The Society for Democratic Initiatives – Sierra Leone (SDI-SL) is a non-governmental organization established in June 2003, with the vision to ensure accountability in governance, advocating for the promotion and protection of people’s rights with an emphasis on women’s and children’s rights.

In the release, Emmanuel Saffa Abdulai, the Executive Director of SDI, explained the research hypothesis: “The hypothesis is that women are not able to access information with the same ease or frequency nor rate of success as men. Access to information is a fundamental right enshrined in the Universal Declaration of Human Rights and critical for the exercise of many other rights including socio-economic and political rights,” he said.

It also talked of a quantitative and qualitative study, launched in 2013 in Liberia by the Carter Center, adding that it is now being replicated in Sierra Leone.

It further informed that the study will look at whether women are able to exercise their right to information, the kind of information women want, and the main obstacles women face in accessing information.

George Mustapha, the SDI study coordinator, informed that the data collection process will run for just over a month, then the survey results will be analyzed.

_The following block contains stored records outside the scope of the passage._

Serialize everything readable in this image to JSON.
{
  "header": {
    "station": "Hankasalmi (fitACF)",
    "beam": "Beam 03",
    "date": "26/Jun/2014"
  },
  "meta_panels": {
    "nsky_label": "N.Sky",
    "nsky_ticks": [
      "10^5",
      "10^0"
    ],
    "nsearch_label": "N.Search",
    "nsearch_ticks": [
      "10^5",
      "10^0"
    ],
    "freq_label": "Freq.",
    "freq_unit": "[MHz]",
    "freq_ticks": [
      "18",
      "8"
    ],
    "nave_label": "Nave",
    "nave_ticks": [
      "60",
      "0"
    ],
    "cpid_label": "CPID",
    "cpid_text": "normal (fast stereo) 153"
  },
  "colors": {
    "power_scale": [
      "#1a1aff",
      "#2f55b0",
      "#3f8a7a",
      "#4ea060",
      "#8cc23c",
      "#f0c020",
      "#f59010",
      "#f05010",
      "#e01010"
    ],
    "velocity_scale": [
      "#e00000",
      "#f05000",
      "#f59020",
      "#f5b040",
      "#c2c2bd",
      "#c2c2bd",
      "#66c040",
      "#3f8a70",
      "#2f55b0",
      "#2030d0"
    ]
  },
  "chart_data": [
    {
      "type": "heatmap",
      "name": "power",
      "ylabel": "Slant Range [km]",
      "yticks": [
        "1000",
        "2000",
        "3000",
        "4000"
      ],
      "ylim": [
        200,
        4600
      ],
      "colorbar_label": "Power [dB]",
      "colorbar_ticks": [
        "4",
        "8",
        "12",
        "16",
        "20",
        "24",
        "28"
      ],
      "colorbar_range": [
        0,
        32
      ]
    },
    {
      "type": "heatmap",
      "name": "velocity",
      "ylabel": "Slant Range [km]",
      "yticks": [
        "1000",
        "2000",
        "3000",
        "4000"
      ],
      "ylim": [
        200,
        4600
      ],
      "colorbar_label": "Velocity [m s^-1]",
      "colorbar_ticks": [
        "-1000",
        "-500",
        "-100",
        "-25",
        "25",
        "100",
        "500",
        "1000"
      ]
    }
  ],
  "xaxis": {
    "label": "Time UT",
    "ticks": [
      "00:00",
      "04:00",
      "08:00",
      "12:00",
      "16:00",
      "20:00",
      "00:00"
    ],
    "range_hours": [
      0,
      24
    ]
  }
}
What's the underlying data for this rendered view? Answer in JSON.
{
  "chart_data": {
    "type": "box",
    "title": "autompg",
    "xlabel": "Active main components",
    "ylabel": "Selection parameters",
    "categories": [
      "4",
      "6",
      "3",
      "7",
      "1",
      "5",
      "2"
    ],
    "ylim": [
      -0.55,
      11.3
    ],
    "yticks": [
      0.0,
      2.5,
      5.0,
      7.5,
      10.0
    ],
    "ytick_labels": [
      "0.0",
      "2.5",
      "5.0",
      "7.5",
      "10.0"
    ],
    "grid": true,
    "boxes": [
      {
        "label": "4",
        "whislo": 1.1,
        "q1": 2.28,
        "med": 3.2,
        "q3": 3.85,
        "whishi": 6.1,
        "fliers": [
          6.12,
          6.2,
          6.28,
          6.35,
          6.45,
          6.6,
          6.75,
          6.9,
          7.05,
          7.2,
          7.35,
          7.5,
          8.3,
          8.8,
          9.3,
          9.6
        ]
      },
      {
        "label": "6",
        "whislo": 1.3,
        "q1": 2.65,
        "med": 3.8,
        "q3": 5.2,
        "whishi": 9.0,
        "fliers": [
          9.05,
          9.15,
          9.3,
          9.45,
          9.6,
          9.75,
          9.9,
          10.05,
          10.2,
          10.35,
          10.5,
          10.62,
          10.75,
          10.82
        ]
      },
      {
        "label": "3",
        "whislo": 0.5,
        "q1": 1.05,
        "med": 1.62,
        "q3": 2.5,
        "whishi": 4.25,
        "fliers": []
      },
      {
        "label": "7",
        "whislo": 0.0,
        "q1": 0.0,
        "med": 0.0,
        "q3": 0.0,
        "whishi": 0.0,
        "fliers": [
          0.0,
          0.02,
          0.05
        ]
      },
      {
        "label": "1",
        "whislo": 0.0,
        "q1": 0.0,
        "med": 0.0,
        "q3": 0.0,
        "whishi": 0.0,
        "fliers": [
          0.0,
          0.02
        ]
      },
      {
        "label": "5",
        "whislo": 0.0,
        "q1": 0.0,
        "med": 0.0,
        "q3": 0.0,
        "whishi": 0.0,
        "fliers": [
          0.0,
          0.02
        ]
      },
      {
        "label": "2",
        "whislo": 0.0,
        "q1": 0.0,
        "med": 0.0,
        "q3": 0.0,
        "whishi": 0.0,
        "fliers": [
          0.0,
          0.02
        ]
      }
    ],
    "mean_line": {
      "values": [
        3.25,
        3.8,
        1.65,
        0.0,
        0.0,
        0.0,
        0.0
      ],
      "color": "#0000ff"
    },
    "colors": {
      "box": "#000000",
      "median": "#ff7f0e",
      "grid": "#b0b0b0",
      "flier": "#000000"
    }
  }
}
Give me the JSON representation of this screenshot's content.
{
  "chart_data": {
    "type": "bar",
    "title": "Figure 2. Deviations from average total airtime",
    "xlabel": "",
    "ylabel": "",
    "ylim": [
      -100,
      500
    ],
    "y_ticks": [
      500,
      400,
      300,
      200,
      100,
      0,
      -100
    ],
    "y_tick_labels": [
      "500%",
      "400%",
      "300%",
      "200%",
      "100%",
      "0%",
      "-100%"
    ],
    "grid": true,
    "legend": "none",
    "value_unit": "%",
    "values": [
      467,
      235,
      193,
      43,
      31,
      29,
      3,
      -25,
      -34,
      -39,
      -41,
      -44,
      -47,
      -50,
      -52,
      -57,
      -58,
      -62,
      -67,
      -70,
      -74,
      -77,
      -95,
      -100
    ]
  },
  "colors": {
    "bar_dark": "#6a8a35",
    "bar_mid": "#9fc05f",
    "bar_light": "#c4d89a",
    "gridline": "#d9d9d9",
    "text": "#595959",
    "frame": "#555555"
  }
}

The release also mentioned a training for enumerators; collection, interviewing and gathering research for the study, which has already begun.

He says the data will be collected from across the country from district headquarter towns, adding that the collection of primary data will be through: interviews with community leaders; subject expert interviews; observations of places where government ministries/agencies offer services or information to the public; and interviews of public servants and the ‘customers’ who enter the public offices.

It added that enumerators will collect data using smartphones and digital tools that will be collected in real-time to a Carter Center server in Atlanta, Georgia, US and expects to release the final report sometime around mid-May 2023

Laura Neuman, Director of the Carter Center’s Rule of Law Program and leader of the Inform Women, Transform Lives campaign, stated in the release: “more than 90 countries around the world claim legislation on the right to information. But, in many of these countries, one-half of the population is limited in their full enjoyment of the right to information and the benefits that it may provide. Statistics demonstrate that women do not access information at the same rate as men.”

She added that when women have access to information; women make more effective decisions, for example in education, farming, business, land ownership, and healthcare; women are better able to understand and exercise their full range of rights; participate more fully in public positions, politics, and decision-making, critical for holding government and service providers accountable; and have access to resources for achieving economic empowerment.

She reiterate that, “If we are not intentional about getting information to women, they often are excluded from its benefits. For many women, the power of information remains unreachable. Women are less likely to demand and receive access to information, yet they are often responsible for earning income and caring for family; they are more likely to be poor or illiterate; are less likely to participate or use their voices, are more susceptible to and affected by corruption. (www.coloradoriveradventures.com) ”

The Executive Director of SDI, Saffa Abdulai, informed that in the final report, they will make recommendations to government MDAs, civil society organizations and service providers to increase awareness of the right to access information, to proactively publish information, about gender-sensitive policies, and others.

In the end, he hope that through their work, there will significant decrease in barriers to women seeking and getting information and improve process for women to access information.